How do you measure the success of a DevOps project? A recent TechRepublic article highlights an interview with DevOps author and professional, Nicole Forsgren about measuring and optimizing DevOps initiatives.
Set a Manageable Number of Initiatives
One of the mistakes Forsgren highlights is setting too many initiatives before launching a project. Setting just a few big-picture initiatives for the project helps your team focus and succeed. This also helps provide clarity on how the success of the project will be measured.
Software Delivery Performance
A key measurement of success for any DevOps project is software delivery performance. You want to deliver software with both speed and stability. Speed allows you to beat your competitors to market while stability prevents disturbing internal operations or customer experiences.
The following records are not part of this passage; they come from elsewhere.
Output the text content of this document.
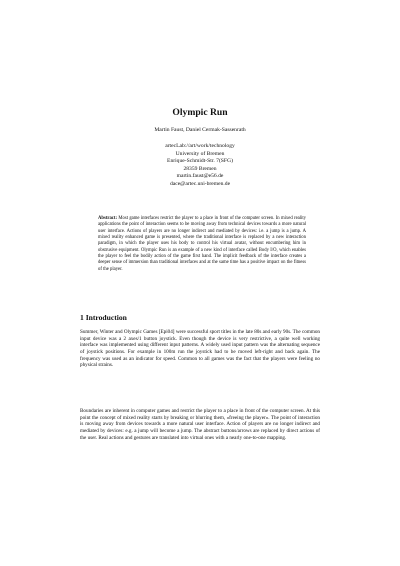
Olympic Run
Martin Faust, Daniel Cermak-Sassenrath
artecLab://art/work/technology
University of Bremen
Enrique-Schmidt-Str. 7(SFG)
28359 Bremen
martin.faust@e56.de
dace@artec.uni-bremen.de
Abstract: Most game interfaces restrict the player to a place in front of the computer screen. In mixed reality applications the point of interaction seems to be moving away from technical devices towards a more natural user interface. Actions of players are no longer indirect and mediated by devices: i.e. a jump is a jump. A mixed reality enhanced game is presented, where the traditional interface is replaced by a new interaction paradigm, in which the player uses his body to control his virtual avatar, without encumbering him in obstrusive equipment. Olympic Run is an example of a new kind of interface called Body I/O, which enables the player to feel the bodily action of the game first hand. The implicit feedback of the interface creates a deeper sense of immersion than traditional interfaces and at the same time has a positive impact on the fitness of the player.
1 Introduction
Summer, Winter and Olympic Games [Epi04] were successful sport titles in the late 80s and early 90s. The common input device was a 2 axes/1 button joystick. Even though the device is very restrictive, a quite well working interface was implemented using different input patterns. A widely used input pattern was the alternating sequence of joystick positions. For example in 100m run the joystick had to be moved left-right and back again. The frequency was used as an indicator for speed. Common to all games was the fact that the players were feeling no physical strains.
Boundaries are inherent in computer games and restrict the player to a place in front of the computer screen. At this point the concept of mixed reality starts by breaking or blurring them, «freeing the player». The point of interaction is moving away from devices towards a more natural user interface. Action of players are no longer indirect and mediated by devices: e.g. a jump will become a jump. The abstract buttons/arrows are replaced by direct actions of the user. Real actions and gestures are translated into virtual ones with a nearly one-to-one mapping.
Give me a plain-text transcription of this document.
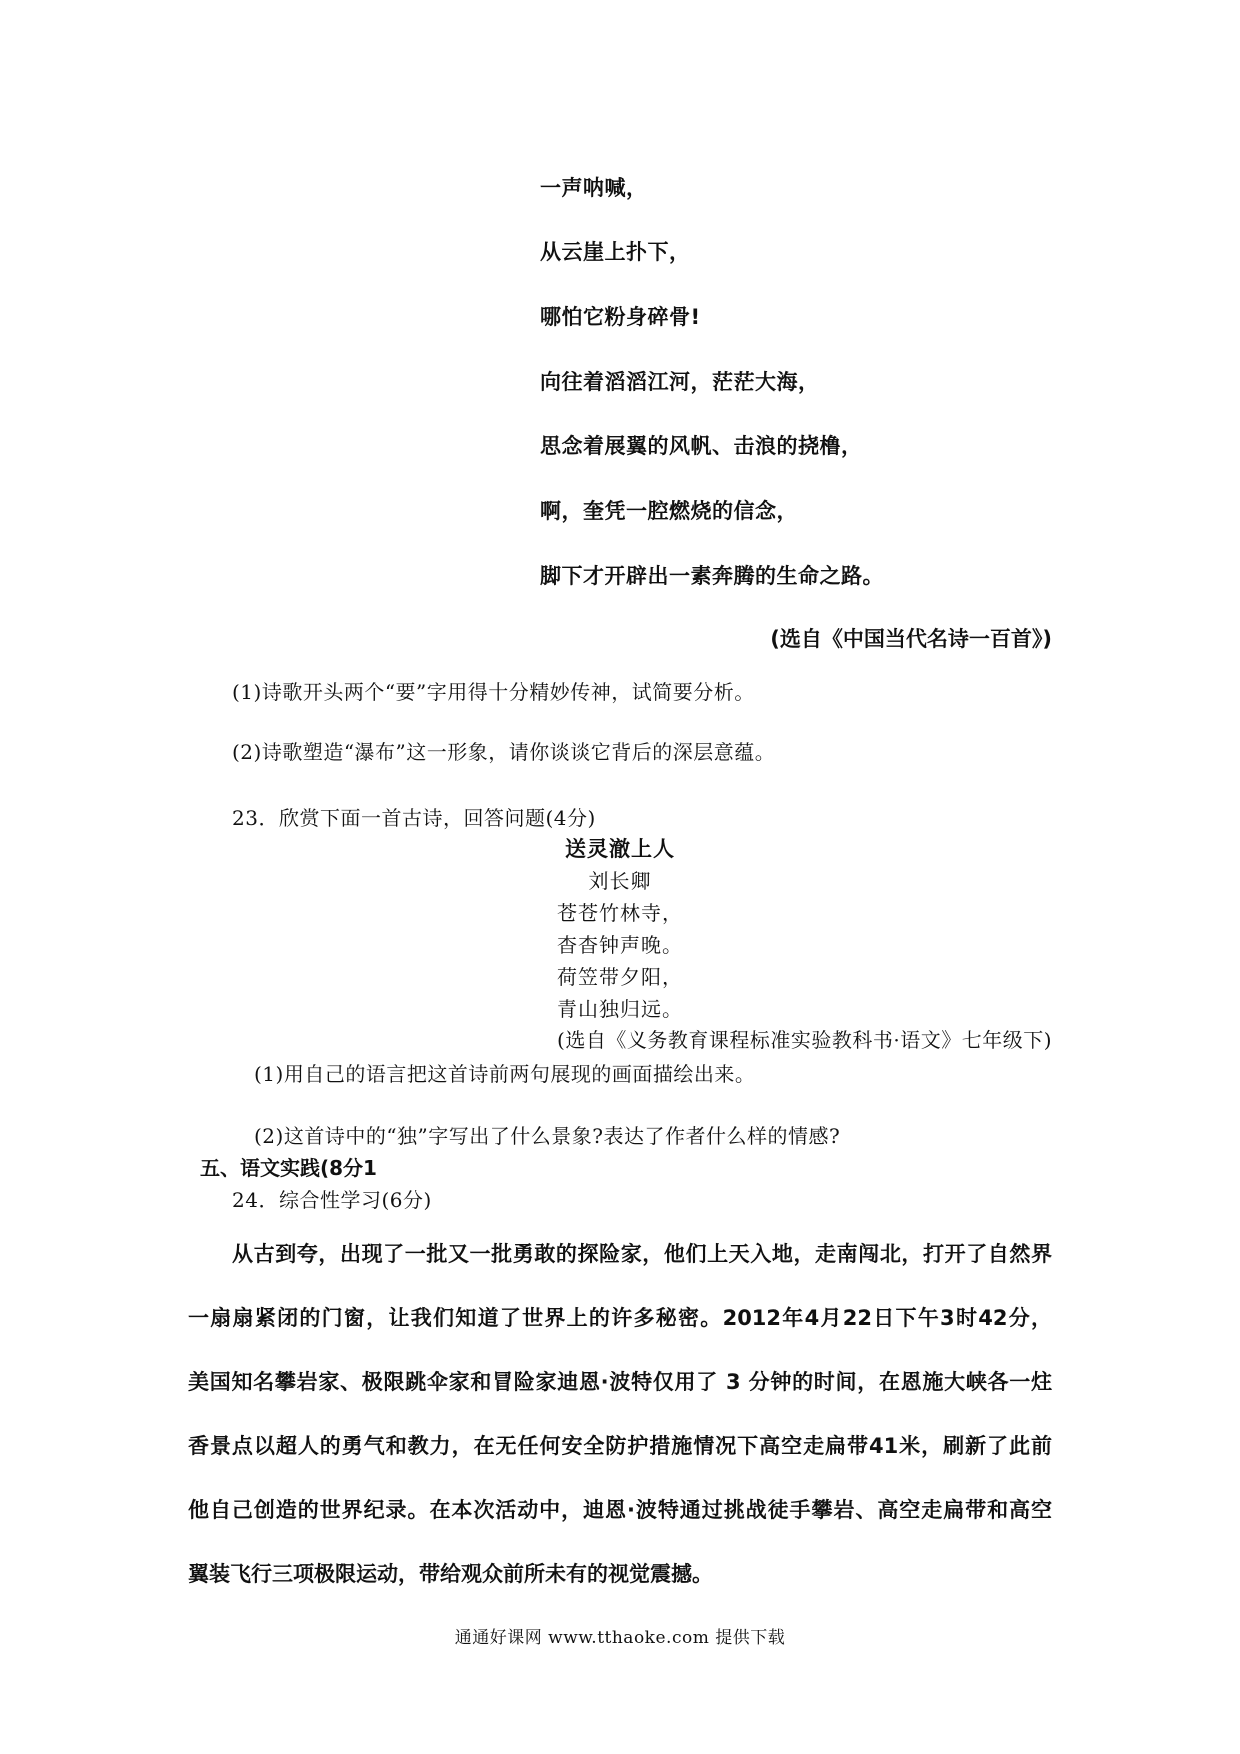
一声呐喊，
从云崖上扑下，
哪怕它粉身碎骨!
向往着滔滔江河，茫茫大海，
思念着展翼的风帆、击浪的挠橹，
啊，奎凭一腔燃烧的信念，
脚下才开辟出一素奔腾的生命之路。
(选自《中国当代名诗一百首》)
(1)诗歌开头两个“要”字用得十分精妙传神，试简要分析。
(2)诗歌塑造“瀑布”这一形象，请你谈谈它背后的深层意蕴。
23．欣赏下面一首古诗，回答问题(4分)
送灵澈上人
刘长卿
苍苍竹林寺，
杳杳钟声晚。
荷笠带夕阳，
青山独归远。
(选自《义务教育课程标准实验教科书·语文》七年级下)
(1)用自己的语言把这首诗前两句展现的画面描绘出来。
(2)这首诗中的“独”字写出了什么景象?表达了作者什么样的情感?
五、语文实践(8分1
24．综合性学习(6分)
从古到夸，出现了一批又一批勇敢的探险家，他们上天入地，走南闯北，打开了自然界
一扇扇紧闭的门窗，让我们知道了世界上的许多秘密。2012年4月22日下午3时42分，
美国知名攀岩家、极限跳伞家和冒险家迪恩·波特仅用了 3 分钟的时间，在恩施大峡各一炷
香景点以超人的勇气和教力，在无任何安全防护措施情况下高空走扁带41米，刷新了此前
他自己创造的世界纪录。在本次活动中，迪恩·波特通过挑战徒手攀岩、高空走扁带和高空
翼装飞行三项极限运动，带给观众前所未有的视觉震撼。
通通好课网 www.tthaoke.com 提供下载
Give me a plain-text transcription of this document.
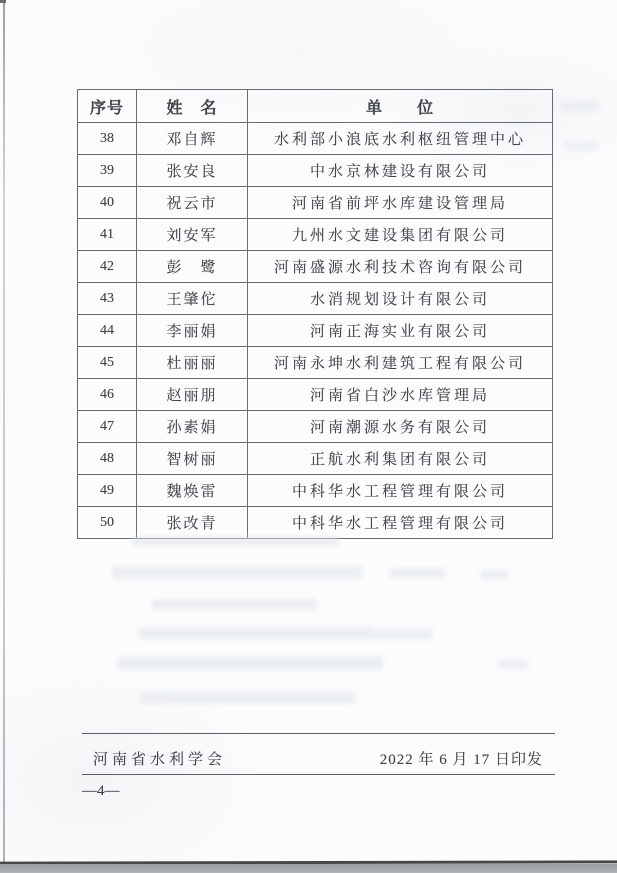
序号	姓　名	单　　位
38	邓自辉	水利部小浪底水利枢纽管理中心
39	张安良	中水京林建设有限公司
40	祝云市	河南省前坪水库建设管理局
41	刘安军	九州水文建设集团有限公司
42	彭　鹭	河南盛源水利技术咨询有限公司
43	王肇佗	水消规划设计有限公司
44	李丽娟	河南正海实业有限公司
45	杜丽丽	河南永坤水利建筑工程有限公司
46	赵丽朋	河南省白沙水库管理局
47	孙素娟	河南潮源水务有限公司
48	智树丽	正航水利集团有限公司
49	魏焕雷	中科华水工程管理有限公司
50	张改青	中科华水工程管理有限公司
河南省水利学会	2022 年 6 月 17 日印发
—4—
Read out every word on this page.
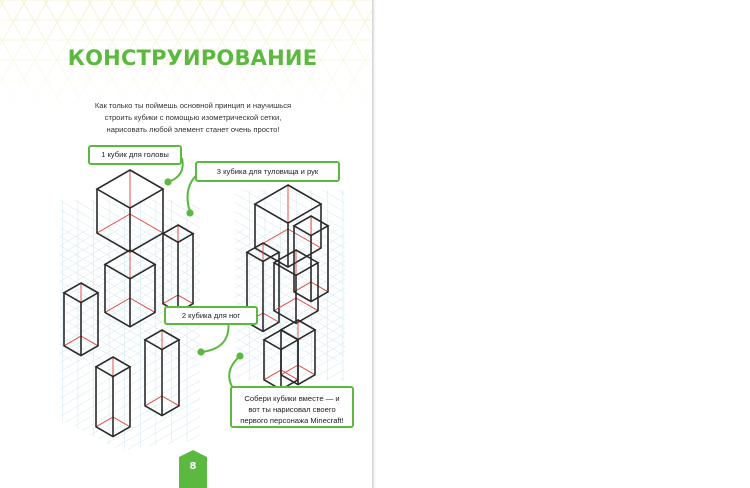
КОНСТРУИРОВАНИЕ
Как только ты поймешь основной принцип и научишься
строить кубики с помощью изометрической сетки,
нарисовать любой элемент станет очень просто!
1 кубик для головы
3 кубика для туловища и рук
2 кубика для ног
Собери кубики вместе — и
вот ты нарисовал своего
первого персонажа Minecraft!
8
How does your DevOps project directly affect your organization’s performance as a whole? These goals may include profitability, market share or operational performance.
The initiatives for DevOps projects may not directly aim to improve employee satisfaction, but the results often create better, more efficient working environments that allow people to be more effective in their jobs and make room for increased work-life balance. Automation through DevOps can mitigate some of the manual legwork.
Forsgren emphasizes to measure anything effectively, stay focused on outcomes versus outputs. Secondly, focus on measurements globally versus locally. Measuring globally encourages teams and individuals to strive for the success of the entire project throughout the company versus on only on their proprietary tasks and pipelines.